The WTO also works to reform and modernise trade by negotiating new trade rules. For much of the organization's history, these negotiations yielded few results — but in recent years we have started to change all that. In 2013 members successfully negotiated the 'Bali Package' which included steps on agriculture, food security, support for the least-developed countries, and the Trade Facilitation Agreement. In December 2015, at our Ministerial Conference in Nairobi, we delivered another package of major negotiated outcomes. These are breakthroughs which will have real-world economic effects, and which can help to improve people's lives the world over.

The Trade Facilitation Agreement will boost global trade by an estimated $1 trillion each year by streamlining, standardizing and simplifying border processes around the world — with the majority of the benefits going to developing and least-developed countries. Meanwhile, the decisions taken in Nairobi include a range of measures which will help improve food security and the delivery of food aid, boost the least-developed countries' ability to benefit from trade, as well as new disciplines that eliminate agricultural export subsidies. Indeed, the Nairobi Ministerial Conference produced the most significant reform of agriculture trade in the WTO's history, helping to level the playing field for the benefit of farmers and exporters, particularly in developing and least-developed countries.
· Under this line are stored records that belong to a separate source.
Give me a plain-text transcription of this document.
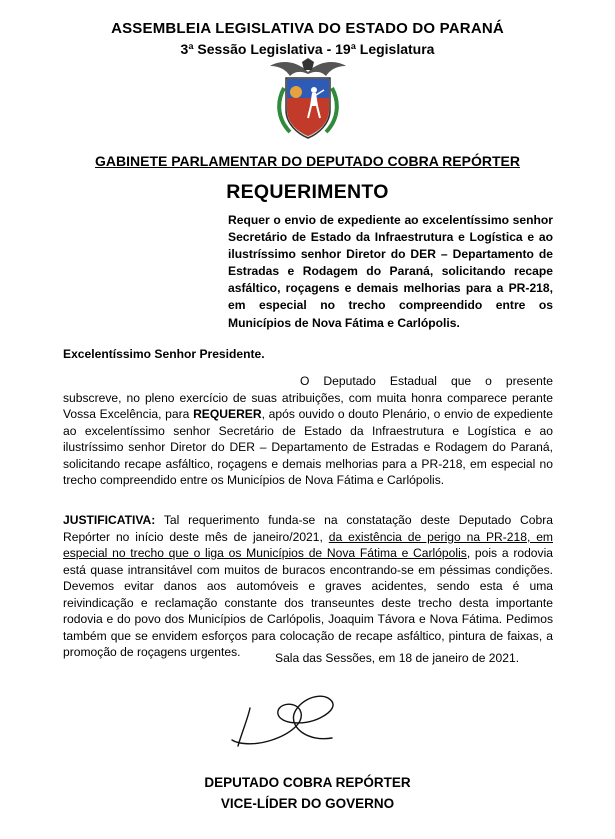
ASSEMBLEIA LEGISLATIVA DO ESTADO DO PARANÁ
3ª Sessão Legislativa - 19ª Legislatura
GABINETE PARLAMENTAR DO DEPUTADO COBRA REPÓRTER
REQUERIMENTO
Requer o envio de expediente ao excelentíssimo senhor Secretário de Estado da Infraestrutura e Logística e ao ilustríssimo senhor Diretor do DER – Departamento de Estradas e Rodagem do Paraná, solicitando recape asfáltico, roçagens e demais melhorias para a PR-218, em especial no trecho compreendido entre os Municípios de Nova Fátima e Carlópolis.
Excelentíssimo Senhor Presidente.
O Deputado Estadual que o presente subscreve, no pleno exercício de suas atribuições, com muita honra comparece perante Vossa Excelência, para REQUERER, após ouvido o douto Plenário, o envio de expediente ao excelentíssimo senhor Secretário de Estado da Infraestrutura e Logística e ao ilustríssimo senhor Diretor do DER – Departamento de Estradas e Rodagem do Paraná, solicitando recape asfáltico, roçagens e demais melhorias para a PR-218, em especial no trecho compreendido entre os Municípios de Nova Fátima e Carlópolis.
JUSTIFICATIVA: Tal requerimento funda-se na constatação deste Deputado Cobra Repórter no início deste mês de janeiro/2021, da existência de perigo na PR-218, em especial no trecho que o liga os Municípios de Nova Fátima e Carlópolis, pois a rodovia está quase intransitável com muitos de buracos encontrando-se em péssimas condições. Devemos evitar danos aos automóveis e graves acidentes, sendo esta é uma reivindicação e reclamação constante dos transeuntes deste trecho desta importante rodovia e do povo dos Municípios de Carlópolis, Joaquim Távora e Nova Fátima. Pedimos também que se envidem esforços para colocação de recape asfáltico, pintura de faixas, a promoção de roçagens urgentes.	Sala das Sessões, em 18 de janeiro de 2021.
DEPUTADO COBRA REPÓRTER
VICE-LÍDER DO GOVERNO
The Nairobi Conference brought another big breakthrough with a deal to expand the Information Technology Agreement. This was the WTO's biggest tariff-cutting deal in 19 years. It will eliminate tariffs on a range of IT products, which account for around 10% of global trade. While agreed by a group of members, the benefits of duty-free market access in these markets will be available to the entire membership.  

While the Nairobi Conference was a significant success, it also posed a challenge as members could not reach a common position about the future of the negotiating agenda. Ministers therefore instructed their representatives in Geneva to find ways of advancing negotiations. This is now a key priority for the organization and it will require the commitment of each and every WTO member.

The unprecedented achievements of recent years are bringing the negotiating work of the WTO into line with the other parts of the organization which already function very effectively — from our dispute settlement and monitoring activities, to our work to build the trading capacity of developing and least-developed countries. We aim to build on this, and to strengthen all aspects of our work, in 2017 and beyond.